The biology of healing is more controllable than most patients — and most physicians — realize. Tendons, cartilage, ligaments, and bone all operate within a biological environment that can be measured, influenced, and optimized. When that environment is compromised — by age, chronic overload, poor perfusion, or systemic inflammation — tissue that should repair itself doesn't. Regenerative medicine is the clinical discipline of changing that equation.
I offer platelet-rich plasma (PRP), bone marrow aspirate concentrate (BMAC), peptide, and exosome-based therapies. These aren't interchangeable, and they're not appropriate for every situation. PRP concentrates your own growth factors and signaling proteins for targeted delivery to injured tissue. BMAC draws from your bone marrow to provide a richer cellular concentrate, reserved for cases where a more robust biological response is warranted. Exosomes represent the frontier — extracellular vesicles that carry molecular instructions between cells, with a rapidly evolving evidence base that I follow closely and discuss honestly.
What I bring to regenerative medicine that most providers can't is surgical context.

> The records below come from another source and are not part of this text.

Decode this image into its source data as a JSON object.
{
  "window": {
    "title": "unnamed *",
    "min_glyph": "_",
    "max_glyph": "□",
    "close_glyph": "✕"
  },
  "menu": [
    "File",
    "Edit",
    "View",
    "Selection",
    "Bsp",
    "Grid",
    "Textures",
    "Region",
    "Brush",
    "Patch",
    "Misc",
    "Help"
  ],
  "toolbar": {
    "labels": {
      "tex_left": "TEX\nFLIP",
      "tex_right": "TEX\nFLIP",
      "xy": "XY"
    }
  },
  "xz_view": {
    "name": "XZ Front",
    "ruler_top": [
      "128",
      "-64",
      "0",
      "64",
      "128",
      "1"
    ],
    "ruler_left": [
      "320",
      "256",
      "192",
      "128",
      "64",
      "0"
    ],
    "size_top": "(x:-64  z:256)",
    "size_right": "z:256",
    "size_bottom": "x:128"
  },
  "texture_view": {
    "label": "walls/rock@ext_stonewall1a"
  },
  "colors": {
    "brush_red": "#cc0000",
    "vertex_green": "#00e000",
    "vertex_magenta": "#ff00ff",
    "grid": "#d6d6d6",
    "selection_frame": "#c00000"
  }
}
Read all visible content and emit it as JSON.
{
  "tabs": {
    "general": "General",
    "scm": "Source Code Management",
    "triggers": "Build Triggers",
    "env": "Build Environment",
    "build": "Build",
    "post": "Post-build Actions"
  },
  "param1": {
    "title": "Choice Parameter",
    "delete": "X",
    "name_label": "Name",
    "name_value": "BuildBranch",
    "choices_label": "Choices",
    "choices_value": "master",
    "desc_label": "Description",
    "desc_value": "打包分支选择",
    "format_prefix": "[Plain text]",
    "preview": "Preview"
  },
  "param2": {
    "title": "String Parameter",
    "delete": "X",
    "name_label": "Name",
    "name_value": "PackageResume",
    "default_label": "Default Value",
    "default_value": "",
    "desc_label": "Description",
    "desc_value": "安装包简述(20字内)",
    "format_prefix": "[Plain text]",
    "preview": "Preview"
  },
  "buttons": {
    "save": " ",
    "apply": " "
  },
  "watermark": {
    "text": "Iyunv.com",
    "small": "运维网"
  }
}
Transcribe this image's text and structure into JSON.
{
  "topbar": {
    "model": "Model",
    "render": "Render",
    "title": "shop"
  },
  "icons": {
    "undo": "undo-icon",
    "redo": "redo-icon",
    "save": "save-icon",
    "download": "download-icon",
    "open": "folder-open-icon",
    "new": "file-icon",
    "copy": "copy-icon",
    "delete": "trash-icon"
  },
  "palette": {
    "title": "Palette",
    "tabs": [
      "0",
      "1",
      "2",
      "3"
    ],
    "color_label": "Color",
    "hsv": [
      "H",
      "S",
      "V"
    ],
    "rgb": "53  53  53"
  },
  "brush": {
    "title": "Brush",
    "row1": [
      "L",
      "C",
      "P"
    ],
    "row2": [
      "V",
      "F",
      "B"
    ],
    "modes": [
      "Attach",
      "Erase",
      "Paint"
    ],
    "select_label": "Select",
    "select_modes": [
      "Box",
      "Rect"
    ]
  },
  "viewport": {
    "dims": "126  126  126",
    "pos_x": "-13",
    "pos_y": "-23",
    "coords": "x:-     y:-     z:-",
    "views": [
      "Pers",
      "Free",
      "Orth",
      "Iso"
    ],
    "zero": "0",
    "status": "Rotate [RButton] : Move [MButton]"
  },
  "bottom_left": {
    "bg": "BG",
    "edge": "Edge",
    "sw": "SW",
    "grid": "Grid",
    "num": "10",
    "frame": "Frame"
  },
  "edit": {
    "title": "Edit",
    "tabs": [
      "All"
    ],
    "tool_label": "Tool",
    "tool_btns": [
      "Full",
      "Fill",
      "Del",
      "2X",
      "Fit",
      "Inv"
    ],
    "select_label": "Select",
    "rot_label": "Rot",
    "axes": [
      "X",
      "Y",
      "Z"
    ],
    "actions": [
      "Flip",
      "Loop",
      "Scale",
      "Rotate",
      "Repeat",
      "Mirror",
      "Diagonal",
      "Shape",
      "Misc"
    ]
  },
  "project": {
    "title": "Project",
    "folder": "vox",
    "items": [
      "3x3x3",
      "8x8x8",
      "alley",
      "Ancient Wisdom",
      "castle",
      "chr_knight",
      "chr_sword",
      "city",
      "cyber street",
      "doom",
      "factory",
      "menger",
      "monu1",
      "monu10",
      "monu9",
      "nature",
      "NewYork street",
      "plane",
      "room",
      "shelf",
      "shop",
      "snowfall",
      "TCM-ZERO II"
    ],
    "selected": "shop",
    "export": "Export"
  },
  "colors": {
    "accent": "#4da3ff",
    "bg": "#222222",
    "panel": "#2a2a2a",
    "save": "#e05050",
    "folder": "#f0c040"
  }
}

I've seen injured tissue from the inside. I know what a rotator cuff looks like when it hasn't healed, what a tendon looks like when it has, and what the difference between them usually comes down to. That perspective shapes how I use these tools — and when I recommend them at all. For some patients, biologics are a legitimate alternative to surgery. For others, they're most valuable delivered at the time of a procedure, augmenting the healing environment when it matters most. And for some, the honest answer is that neither is indicated yet — or that something else should come first.
I'll tell you which category you're in. That's the conversation this practice is built around.
Your Own Biology
PRP and BMAC are derived entirely from your own blood and bone marrow — autologous therapies that work with your body's existing repair machinery, not around it.
Surgical Augmentation
Biologics don't have to replace surgery — they can make it work better. PRP, BMAC, and exosomes can be incorporated directly into operative procedures to optimize the healing environment from day one.
Frontier Medicine, Honestly Delivered
Exosomes and emerging biologic therapies are offered in the context of a candid clinical conversation. I follow the literature closely and will tell you what it does — and doesn't — support for your situation.
Non-Operative Options
For the right patient and the right diagnosis, biologics offer a meaningful alternative to surgery — or a way to extend the window before surgery becomes necessary. That determination starts with an honest assessment.
How It Works
Regenerative medicine at Regen ATX starts with an evaluation that takes your imaging, your history, your activity demands, and your timeline seriously. From there, we build a protocol that's specific — not a standing menu of injections, but a considered plan with a rationale you can understand and a timeline you can plan around.
For patients pursuing surgical care through Upper Extremity ATX, biologic augmentation at the time of surgery is available and worth discussing early. The decision about what to use, when, and how much is made in the context of your procedure — not as an add-on, but as part of the surgical plan from the start.
Follow-up is built into every protocol. Biologics are not a one-time event; they're the beginning of a monitored recovery arc. We track your response, adjust as needed, and integrate biologic care with the performance health and optimization work that determines how well your body uses what we've given it.